Alabama Senate Passes Charter Schools Bill
The Senate passed a substitute version of SB513 with an amendment, and it now sits in the House for passage. Here is the link to the Substituted bill. Here is a link to the Ross Amendment.
Major changes from SB513 when it was introduced to the SB513 Substitute include:
- “Instructional Services” is now defined. It is defined as “The act of teaching students. This does not include books, computer hardware, software other than software that purports to replace a teacher, school supplies, supplemental tutoring, curricular materials, staff training, or other items or services routinely purchased in the non-charter public schools of this state.”
- Gives the state department of education the right to assume decision-making responsibilities on behalf of priority schools if the administrator or local board does not act to provide an appropriate intervention to address the needs of the priority schools at the end of the first year of priority status. In the original version, the state assumed that responsibility after the third year of priority status.
- Language regarding founding members’ children’s ability to obtain priority enrollment in a charter school is deleted. In this version, there are no start-up charters, only conversions, so there will be no “founding members’ children” whose enrollment must be considered.
- The Charter Application Review Council cannot authorize a public charter school in any county that does not contain a Class 3, or larger, municipality. A Class 3 municipality is one that contains at least 100,000 people.
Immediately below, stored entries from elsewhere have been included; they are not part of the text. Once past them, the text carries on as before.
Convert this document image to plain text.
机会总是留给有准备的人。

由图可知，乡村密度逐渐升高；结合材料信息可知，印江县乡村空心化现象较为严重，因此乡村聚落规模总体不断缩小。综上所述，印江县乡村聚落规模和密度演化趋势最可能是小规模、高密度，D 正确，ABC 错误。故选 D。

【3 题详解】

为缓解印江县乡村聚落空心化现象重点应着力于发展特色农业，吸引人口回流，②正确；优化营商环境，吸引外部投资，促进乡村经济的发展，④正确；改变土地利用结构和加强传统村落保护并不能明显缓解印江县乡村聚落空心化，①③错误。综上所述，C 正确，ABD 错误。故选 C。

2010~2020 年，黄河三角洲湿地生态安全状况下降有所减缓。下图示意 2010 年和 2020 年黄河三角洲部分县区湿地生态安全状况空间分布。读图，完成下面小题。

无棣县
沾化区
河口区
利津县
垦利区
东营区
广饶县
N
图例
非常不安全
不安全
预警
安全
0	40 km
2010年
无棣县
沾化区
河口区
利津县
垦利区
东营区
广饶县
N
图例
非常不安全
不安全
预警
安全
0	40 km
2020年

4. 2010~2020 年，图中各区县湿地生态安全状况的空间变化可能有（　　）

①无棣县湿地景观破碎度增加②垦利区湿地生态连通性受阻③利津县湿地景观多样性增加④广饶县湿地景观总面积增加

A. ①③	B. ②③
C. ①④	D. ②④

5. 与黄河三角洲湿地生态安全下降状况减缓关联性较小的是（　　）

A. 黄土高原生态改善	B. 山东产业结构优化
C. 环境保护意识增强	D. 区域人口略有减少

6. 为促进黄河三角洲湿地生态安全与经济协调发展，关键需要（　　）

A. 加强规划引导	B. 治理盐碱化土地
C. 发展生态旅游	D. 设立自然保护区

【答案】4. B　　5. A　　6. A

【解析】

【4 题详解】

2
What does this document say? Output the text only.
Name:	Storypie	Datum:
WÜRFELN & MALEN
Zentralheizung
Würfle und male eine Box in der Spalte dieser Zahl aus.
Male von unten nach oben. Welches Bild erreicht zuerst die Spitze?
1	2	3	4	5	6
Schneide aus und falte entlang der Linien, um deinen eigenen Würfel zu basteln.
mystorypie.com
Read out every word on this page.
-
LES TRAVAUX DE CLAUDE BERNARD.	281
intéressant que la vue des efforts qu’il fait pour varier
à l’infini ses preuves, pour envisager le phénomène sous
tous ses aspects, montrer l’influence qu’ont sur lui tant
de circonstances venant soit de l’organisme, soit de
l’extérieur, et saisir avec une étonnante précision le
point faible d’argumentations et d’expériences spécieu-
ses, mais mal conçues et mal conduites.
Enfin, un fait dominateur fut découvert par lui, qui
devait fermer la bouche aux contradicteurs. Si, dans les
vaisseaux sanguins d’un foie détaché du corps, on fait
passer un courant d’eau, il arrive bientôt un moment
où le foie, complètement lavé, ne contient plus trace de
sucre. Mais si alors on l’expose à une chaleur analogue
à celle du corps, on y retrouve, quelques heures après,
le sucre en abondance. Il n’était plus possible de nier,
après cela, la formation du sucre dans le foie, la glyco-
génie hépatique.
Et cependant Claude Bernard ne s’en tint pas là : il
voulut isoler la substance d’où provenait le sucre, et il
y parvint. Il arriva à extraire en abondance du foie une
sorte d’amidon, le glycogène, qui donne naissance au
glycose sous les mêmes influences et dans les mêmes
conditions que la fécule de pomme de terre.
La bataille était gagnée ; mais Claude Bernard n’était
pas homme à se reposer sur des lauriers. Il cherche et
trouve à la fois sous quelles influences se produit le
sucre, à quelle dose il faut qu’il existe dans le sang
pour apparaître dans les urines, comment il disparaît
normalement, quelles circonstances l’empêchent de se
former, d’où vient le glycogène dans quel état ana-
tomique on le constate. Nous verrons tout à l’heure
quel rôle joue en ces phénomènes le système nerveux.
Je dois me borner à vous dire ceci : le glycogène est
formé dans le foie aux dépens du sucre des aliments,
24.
- Language giving authorizers permission to establish an expedited process for public charter school applicants seeking to replicate high-performing public charter schools they already operate has been deleted. No expedited process is possible.
- Education service providers are specifically prohibited from subcontracting with or affiliating in any way with any for-profit entity for the management or operation of any of the following types of services: instructional, transportation, janitorial or health services.
- An education service provider must be a nonprofit entity.
- An education service provider must be “organized under the laws of the United States, with a citizen of the United States serving as chief executive officer and with the board of directors being comprised solely of United States citizens”. [This probably excludes the Gulen charter schools from operating in Alabama, which has been a concern of some due to the controversy surrounding the movement.]
- Public charter school applications must include a “statement of assurance” that any and all employees working in the school or affiliated with the school shall be subject to “verification of immigration status and a criminal background check”.
- Public charter schools must acquire real property for use as its facility “at or below fair market value”.
- Teachers and other employees in public charter schools must be allowed the option to participate in the Alabama Teachers’ Retirement Program and the Public Education Employees ‘ Health Plan. Under the bill that was introduced, public charter schools had been given an option as to whether to offer retirement and health insurance to employees. That option was removed.
The Ross Amendment adds the following language: ”A local law authorizing the establishment of a public charter school or a conversion public charter school in a local school system shall be approved by unanimous consent of the members of the local legislative delegation representing the geographical area where the local school system is located before the applicable local legislation is introduced.”
All of this means that the only public charter schools that can be created will be conversions of persistently low-performing schools. And those conversions must first be recommended by the superintendent, and then a local law must be established to allow the conversion of that public non-charter to a public charter, but the law must be unanimously approved by all of the members of the local legislative delegation from that area. And all of this will only be possible in counties where there is a city with a population over 100,000 people.
However, it adds a provision that any school that is labeled persistently low-performing has exactly one year to get rid of that label. If it does not, the state department of education will assume decision-making responsibility for that school at the end of that first year if the school is not turned around within a year.
Also, teachers and employees in public charter schools will now have the same benefits offered to them (retirement and health insurance) that teachers and employees in current public schools have.